Books

The self-styled Robin Hood of law loses his moral compass

Book review: Paul M. Barrett’s ‘Law of the Jungle’

(Dolores Ochoa/AP)

(Dolores Ochoa/AP)

Cover of the Law of the Jungle for Book Reviews.LAW OF THE JUNGLE: THE $19-BILLION LEGAL BATTLE OVER OIL IN THE RAIN FOREST AND THE LAWYER WHO’D STOP AT NOTHING TO WIN

Paul M. Barrett

In 1993, fresh out of law school, Stephen Donziger, Harvard-trained, handsome and basketball-tall, embarked on the case of his career: In one of the largest and most audacious environmental lawsuits in history, he demanded that oil giant Chevron pay for the contamination of a patch of Ecuadoran rainforest the size of P.E.I. The ensuing David-and-Goliath legal battle, pitting the U.S.’s third-largest corporation against Amazonian peasants, played out over decades in a makeshift, jungle courthouse in Lago Agrio.

Donziger, a righteous former journalist more comfortable among Ecuadoran Indians than Manhattanites, was also supremely media-savvy: 60 Minutes, Vanity Fair and the New York Times are just a few of the media outlets that documented the suffering of his impoverished clientele. Celebrities, including Bianca Jagger, Al Gore and Sting, leapt to his side. In 2011, the indefatigable jurist won a $19-billion fine against Chevron, the largest award ever for environmental damages. This masterful legal victory should have elevated Donziger to litigation’s hall of fame.

But the truth about Donziger is far murkier, as Paul Barrett writes in this tragic tale of promise gone astray. Barrett outlines how the self-styled Robin Hood lost his moral compass. Believing, perhaps, that the ends justified his corrupted means, Donziger engaged in what a recent U.S. federal court ruling described as a “five-year effort to extort and defraud Chevron.” Donziger’s legal team fabricated evidence and secretly penned independent reports. They promised a $500,000 bribe to the ruling judge. Chevron’s jaw-dropping fine, needless to say, was overturned.

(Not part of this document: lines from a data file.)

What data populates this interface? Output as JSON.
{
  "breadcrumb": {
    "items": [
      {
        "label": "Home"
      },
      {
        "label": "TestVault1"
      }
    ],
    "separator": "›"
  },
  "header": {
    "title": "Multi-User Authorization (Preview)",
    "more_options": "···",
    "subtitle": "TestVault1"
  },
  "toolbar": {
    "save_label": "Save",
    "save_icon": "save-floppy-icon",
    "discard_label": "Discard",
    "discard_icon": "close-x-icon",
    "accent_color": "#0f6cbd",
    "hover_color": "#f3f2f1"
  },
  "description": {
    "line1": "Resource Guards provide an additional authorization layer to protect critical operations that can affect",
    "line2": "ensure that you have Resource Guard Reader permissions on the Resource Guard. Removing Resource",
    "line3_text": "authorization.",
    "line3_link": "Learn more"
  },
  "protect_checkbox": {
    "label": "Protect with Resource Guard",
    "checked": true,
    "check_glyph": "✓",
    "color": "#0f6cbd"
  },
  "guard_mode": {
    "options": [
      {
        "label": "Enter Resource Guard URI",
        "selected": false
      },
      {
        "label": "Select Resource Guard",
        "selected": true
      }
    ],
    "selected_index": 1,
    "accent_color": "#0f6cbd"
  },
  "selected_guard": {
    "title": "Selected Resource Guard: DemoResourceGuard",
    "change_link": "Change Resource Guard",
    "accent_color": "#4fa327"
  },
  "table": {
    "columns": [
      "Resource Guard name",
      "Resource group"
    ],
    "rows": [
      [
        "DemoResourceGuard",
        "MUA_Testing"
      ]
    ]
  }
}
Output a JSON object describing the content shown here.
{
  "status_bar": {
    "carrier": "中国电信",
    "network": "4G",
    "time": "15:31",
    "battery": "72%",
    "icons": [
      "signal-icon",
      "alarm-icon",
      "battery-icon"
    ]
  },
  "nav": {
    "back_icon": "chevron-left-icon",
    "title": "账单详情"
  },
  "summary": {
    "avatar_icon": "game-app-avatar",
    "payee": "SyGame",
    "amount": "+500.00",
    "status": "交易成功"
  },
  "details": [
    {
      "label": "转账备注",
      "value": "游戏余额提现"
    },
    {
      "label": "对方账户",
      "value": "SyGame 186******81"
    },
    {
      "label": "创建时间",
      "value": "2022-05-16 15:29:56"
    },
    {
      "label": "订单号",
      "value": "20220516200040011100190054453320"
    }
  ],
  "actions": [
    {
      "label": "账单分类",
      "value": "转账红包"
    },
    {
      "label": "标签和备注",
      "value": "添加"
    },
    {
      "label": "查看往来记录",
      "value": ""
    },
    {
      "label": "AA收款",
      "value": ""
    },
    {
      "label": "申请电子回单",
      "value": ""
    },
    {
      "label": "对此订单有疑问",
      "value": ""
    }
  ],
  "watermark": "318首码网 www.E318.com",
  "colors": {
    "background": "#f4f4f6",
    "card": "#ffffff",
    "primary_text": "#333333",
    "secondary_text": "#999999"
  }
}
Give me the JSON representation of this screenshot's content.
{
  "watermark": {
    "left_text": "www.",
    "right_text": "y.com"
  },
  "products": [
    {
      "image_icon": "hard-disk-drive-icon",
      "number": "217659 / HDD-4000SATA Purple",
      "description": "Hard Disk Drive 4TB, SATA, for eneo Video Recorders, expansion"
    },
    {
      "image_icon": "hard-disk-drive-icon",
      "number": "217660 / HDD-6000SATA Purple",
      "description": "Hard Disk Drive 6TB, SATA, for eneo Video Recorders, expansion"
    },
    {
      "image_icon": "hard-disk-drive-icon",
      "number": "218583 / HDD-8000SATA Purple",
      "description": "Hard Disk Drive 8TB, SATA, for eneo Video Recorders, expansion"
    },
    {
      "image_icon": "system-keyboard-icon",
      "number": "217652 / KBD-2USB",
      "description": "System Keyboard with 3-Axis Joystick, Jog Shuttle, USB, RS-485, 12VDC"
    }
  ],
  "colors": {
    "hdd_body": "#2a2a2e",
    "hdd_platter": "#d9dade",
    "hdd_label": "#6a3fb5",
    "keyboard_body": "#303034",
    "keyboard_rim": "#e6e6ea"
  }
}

But, as Barrett cautions in this deftly written legal drama, this is a tale “with no shortage of knaves and villains.” Donziger’s misconduct does not excuse the shoddy behaviour of oil companies in Ecuador, nor of the government in Quito, which blithely pocketed 91 per cent of oil royalties while the once-pristine lowland rainforest region was contaminated by waste oil pits and heavy industrial activity. Two decades on, the victims in all of this, the indigenous farmers who depend on polluted streams and rivers for drinking water and irrigation, whose families have been decimated by cancer, have yet to receive any relief for their suffering. It is unlikely they ever will.

Donziger once boasted the case would “create a new paradigm,” a path for communities fighting complex environmental battles against multinationals. Instead, he’s helped to write the book on how corporations can fight back.